Bias grows roughly as √(2 ln n) for large n (the asymptotic always lies above the true value for finite n; convergence is from above). With true Q = 0 and unit-variance noise, single-net max returns 0.85 (n=3) or ~1.82 (n=18) in expectation. Double-Q with independent noise drops the bias to zero. With a lagged target network the noise is correlated, so the drop is partial but still material.

DQN 2015 hyperparameters (canonical reference)

Hyperparameter	Value
Replay buffer size	1,000,000 transitions
Mini-batch size	32
Target update period `C`	10,000 steps
Discount `γ`	0.99
Optimizer	RMSProp
ε schedule	1.0 → 0.1 linear over first 1M frames
Frame stack	4
Action repeat	4
Reward clipping	`[-1, +1]`
Training frames per game	50,000,000

49 Atari games. Single architecture. No per-game tuning.

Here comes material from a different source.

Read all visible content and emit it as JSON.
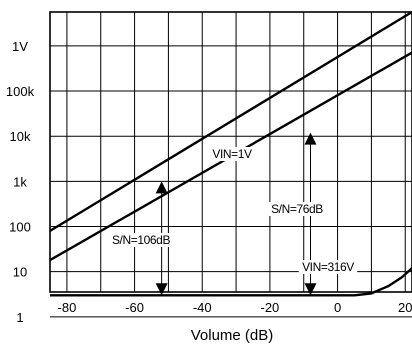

DQN training loop (skeleton)

Initialize: Q_θ random; Q_{θ⁻} ← Q_θ; D empty
For each step:
  Observe s
  a ← ε-greedy on Q_θ(s, ·)
  s', r, done ← env.step(a)
  D.push(s, a, r, s', done)
  Sample mini-batch B from D
  Compute y_i for each transition (double DQN target)
  Loss = mean((Q_θ(s_i, a_i) - y_i)^2)
  Gradient step on θ
  Every C steps: θ⁻ ← θ

Refinement	What it adds	Reference
Double DQN	Decouple selection / evaluation	van Hasselt 2016
Prioritized replay	Sample high-TD-error transitions more often	Schaul 2016
Dueling networks	Architectural split into V(s) + A(s,a)	Wang 2016
Multi-step returns	n-step TD lowers bias at the cost of variance	Sutton & Barto ch 7
Distributional Q (C51, IQN)	Predict full reward distribution, not just mean	Bellemare 2017
Noisy nets	Parametric exploration in network weights	Fortunato 2018
Rainbow	All six combined	Hessel 2018

Common pitfalls

Skipping the target network and expecting DQN to converge. It will diverge.
C too small. The target needs to stay fixed long enough to provide a stable regression objective.
Confusing “double Q-learning” (NeurIPS 2010, two independent online nets) with “double DQN” (AAAI 2016, reuse the target net).
Assuming max bias is small. With 18 Atari actions, the bias is ~1.82 std-devs of estimator noise (matches the table above + lesson + summary).
Transferring DQN’s exact hyperparameters to continuous control. DDPG and SAC use smaller buffers and Polyak target updates instead.

What you should remember

DQN = Q-learning + (replay + target net + double Q). Each piece patches a specific triad-related problem.
Max overestimation bias has a clean closed form for the iid-Gaussian case: E[max of n iid N(0,1)]. Use it to ground intuition.
DQN was the existence proof: 49 Atari games, one architecture, professional-human-level median.
FA is the leg you cannot patch; the other patches make it safe.
For continuous control or RLHF, the off-policy mindset transfers but the specific DQN engineering does not.